Inviato da Titta Ferraro il Gio, 23/05/2013 - 14:14
La chiusura dei rubinetti del credito è un problema che attanaglia sempre più l'Italia. Lo rimarca oggi la Cgia di Mestre sottoscrivendo le parole del presidente di Confindustria, Giorgio Squinzi, con la contrazione dei prestiti erogati dalle banche alle imprese ha ormai assunto dimensioni drammatiche. La CGIA di Mestre rimarca come l'81,4% degli oltre 1.313 miliardi di prestiti erogati dalle banche agli italiani è concesso al primo 10% degli affidati, vale a dire alla migliore clientela. Una percentuale che negli ultimi anni è continuata a salire.

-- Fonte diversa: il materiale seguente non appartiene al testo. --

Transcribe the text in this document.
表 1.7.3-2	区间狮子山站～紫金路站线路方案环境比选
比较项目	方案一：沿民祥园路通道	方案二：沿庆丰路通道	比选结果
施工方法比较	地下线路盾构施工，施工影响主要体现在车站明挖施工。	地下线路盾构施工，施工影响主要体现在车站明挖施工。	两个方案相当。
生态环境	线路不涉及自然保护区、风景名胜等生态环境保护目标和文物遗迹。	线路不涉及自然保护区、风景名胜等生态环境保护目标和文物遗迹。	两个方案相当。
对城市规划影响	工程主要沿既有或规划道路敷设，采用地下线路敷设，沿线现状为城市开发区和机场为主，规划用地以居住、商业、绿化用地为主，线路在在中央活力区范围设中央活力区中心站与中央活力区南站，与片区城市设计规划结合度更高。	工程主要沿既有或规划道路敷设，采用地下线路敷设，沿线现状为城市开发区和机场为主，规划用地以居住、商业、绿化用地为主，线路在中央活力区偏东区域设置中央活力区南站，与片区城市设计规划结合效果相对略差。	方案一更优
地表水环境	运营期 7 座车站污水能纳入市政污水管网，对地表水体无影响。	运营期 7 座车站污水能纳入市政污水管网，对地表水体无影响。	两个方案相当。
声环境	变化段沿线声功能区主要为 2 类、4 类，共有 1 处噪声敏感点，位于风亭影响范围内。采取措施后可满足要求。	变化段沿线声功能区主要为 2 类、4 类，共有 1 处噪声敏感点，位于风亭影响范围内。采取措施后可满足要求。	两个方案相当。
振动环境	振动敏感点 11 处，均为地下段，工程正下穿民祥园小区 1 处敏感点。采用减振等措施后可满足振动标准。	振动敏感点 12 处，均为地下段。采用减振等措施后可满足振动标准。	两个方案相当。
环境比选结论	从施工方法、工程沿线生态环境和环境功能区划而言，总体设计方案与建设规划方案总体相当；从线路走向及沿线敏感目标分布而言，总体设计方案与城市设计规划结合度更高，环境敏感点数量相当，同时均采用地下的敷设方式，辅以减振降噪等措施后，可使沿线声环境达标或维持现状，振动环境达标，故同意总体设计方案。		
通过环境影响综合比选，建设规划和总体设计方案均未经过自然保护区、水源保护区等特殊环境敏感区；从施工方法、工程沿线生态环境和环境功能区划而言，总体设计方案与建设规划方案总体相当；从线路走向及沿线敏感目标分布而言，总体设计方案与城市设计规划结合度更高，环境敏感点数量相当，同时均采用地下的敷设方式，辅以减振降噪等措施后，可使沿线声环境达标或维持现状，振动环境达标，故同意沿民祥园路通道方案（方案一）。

Il rimanete 18,6% dei prestiti è distribuito tra le famiglie, le piccole imprese ed i lavoratori autonomi che, di fatto, costituiscono la quasi totalità, vale a dire il 90%, dei clienti degli istituti di credito.
"Il nostro sistema creditizio presenta dei nodi strutturali che vanno assolutamente affrontati - rimarca Giuseppe Bortolussi, segretario della CGIA - ed è chiaro a tutti che questo 10% di maggiori affidati non è costituito da piccoli imprenditori, da famiglie o da titolari di partite Iva, ma quasi esclusivamente da grandi gruppi o società industriali. In linea generale non ci sarebbe nulla da obbiettare se questo 10% fosse costituito da soggetti solvibili. Invece, dall'analisi della distribuzione del tasso di insolvenza emerge che il 78,3% è concentrato nelle mani del 10% dei migliori affidati". "In buona sostanza - conclude Bortolussi - nei rapporti tra banche ed imprese tutto è clamorosamente rovesciato: chi riceve la quasi totalità dei prestiti presenta livelli di affidabilità bassissimi, mentre chi dimostra di essere un buon pagatore ottiene il denaro con il contagocce".